In that he probably hit the mark. I’m willing to bet Liberal fortunes will enjoy an uptick with his departure, given that much of the venom directed at the party has stemmed from a deep dislike of its leader. His refusal to acknowledge that fact, or to openly deal with party discord over the past many months only served to increase the agitation. If nothing else, Monday’s announcement may kindle a sense of relief that the end has finally arrived.
Even while arranging a relatively soft landing for himself, however, Trudeau leaves Liberals in a perilous position. They have only weeks to organize a leadership race Canadians won’t see as hurried or fuelled by desperation, and with candidates who won’t come across as remnants of a discredited government. That will be difficult given most of the names already being mentioned have spent years defending and promoting government policies stamped with the Trudeau brand. That applies to Chrystia Freeland as much as it does to cabinet members Dominic LeBlanc, François-Philippe Champagne or Mélanie Joly, even if it was Freeland’s abrupt resignation that ultimately forced Trudeau’s hand. As he noted with seeming affection on Monday, Freeland spent a decade as one of his closest and most reliable loyalists. She would make an unlikely figure to promise a path much different from the one she spent a decade urging people to follow.
Whoever emerges as leader will have precious little time to sell themselves as a change from Trudeau before being hurled into an election. Prorogation ends on March 24, with heavy odds that a dissolution will quickly follow. While Trudeau managed to eke three years out of his minority government with help from the New Democrats, NDP Leader Jagmeet Singh’s harsh response to his resignation — “The problem is not just Justin Trudeau. It’s every Liberal MP that looked down their nose at Canadians who are worried about high costs or crumbling health care … The Liberals do not deserve another chance, no matter who is the leader” — suggests any effort by a new Liberal boss to enlist his support is fated to failure.
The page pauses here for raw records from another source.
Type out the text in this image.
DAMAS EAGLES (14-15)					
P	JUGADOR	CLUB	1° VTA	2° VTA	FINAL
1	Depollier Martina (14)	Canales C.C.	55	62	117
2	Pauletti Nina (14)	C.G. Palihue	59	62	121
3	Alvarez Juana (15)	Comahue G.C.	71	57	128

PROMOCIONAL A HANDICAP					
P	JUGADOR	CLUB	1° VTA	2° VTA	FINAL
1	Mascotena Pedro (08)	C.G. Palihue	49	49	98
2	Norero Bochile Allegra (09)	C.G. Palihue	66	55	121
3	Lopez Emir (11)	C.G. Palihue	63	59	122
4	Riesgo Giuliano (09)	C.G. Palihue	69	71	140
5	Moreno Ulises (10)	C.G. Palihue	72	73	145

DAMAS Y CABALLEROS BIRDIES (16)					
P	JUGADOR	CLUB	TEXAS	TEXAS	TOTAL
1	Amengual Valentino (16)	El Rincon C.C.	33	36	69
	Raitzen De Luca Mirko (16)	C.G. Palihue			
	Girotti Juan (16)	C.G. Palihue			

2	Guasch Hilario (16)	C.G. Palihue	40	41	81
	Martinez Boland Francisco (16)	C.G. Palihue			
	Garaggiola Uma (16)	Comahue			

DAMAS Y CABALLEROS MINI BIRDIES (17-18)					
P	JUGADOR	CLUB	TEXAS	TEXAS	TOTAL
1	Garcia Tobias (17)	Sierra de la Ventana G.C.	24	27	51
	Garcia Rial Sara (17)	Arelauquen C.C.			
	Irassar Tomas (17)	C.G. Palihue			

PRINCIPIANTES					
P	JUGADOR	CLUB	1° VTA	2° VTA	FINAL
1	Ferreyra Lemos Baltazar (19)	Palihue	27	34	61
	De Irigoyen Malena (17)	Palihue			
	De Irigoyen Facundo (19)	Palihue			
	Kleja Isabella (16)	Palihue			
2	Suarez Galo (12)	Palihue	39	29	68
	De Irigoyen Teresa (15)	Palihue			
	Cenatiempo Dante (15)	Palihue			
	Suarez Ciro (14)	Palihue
Conservative Leader Pierre Poilievre, in a lengthy interview released on Friday, asserted that “The Canadian people — 41 million people — are not obliged to wait around while the Liberal party sorts out its s–t.” But that’s exactly what voters will have to do. The rest of the world is unlikely to go on pause during that period, nor are the issues that will remain unaddressed during that time: a broken immigration system, a desperate housing crunch, a spiralling deficit piling additional billions onto a record-level debt, or the seeming determination of Canada’s supposed allies in Washington to cripple the economy via a tariff war.
“We are at a critical moment in the world,” not only in Canada but across the globe, Trudeau noted. Decisions made in coming months will carry repercussions deep into the future, yet Canada will find itself ill-situated to make them. Trudeau will remain as a figurehead until March; an election will then eat up additional weeks of uncertainty. Poilievre has predicted an election is unlikely “before very late winter, early spring.”
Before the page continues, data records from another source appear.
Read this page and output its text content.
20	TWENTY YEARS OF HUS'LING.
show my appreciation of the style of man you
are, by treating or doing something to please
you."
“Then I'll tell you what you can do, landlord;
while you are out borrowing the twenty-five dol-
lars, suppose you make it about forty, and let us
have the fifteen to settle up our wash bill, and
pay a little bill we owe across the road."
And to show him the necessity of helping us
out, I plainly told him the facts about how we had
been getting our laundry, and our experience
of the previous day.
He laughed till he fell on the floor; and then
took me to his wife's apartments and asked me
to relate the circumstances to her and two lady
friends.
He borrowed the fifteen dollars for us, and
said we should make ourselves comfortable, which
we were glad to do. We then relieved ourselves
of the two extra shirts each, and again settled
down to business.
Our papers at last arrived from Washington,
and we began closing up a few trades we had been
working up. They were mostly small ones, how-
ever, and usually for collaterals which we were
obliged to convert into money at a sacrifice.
That view may now prove optimistic. It took six months, from the loss of the St. Paul’s byelection in Toronto until Sunday night when he informed his children he was quitting, for Trudeau to accept his time had run out. It will be months more before a new start can be made and the country can start building a future. Trudeau leaves his party much as he found it, exhausted and deeply unpopular, its very survival open to question. He hands over a country divided, unsettled, abnormally pessimistic and uncertain of its place in the world.
It’s a legacy his replacement will have no option but to defend. One more difficulty the departing leader won’t have to face.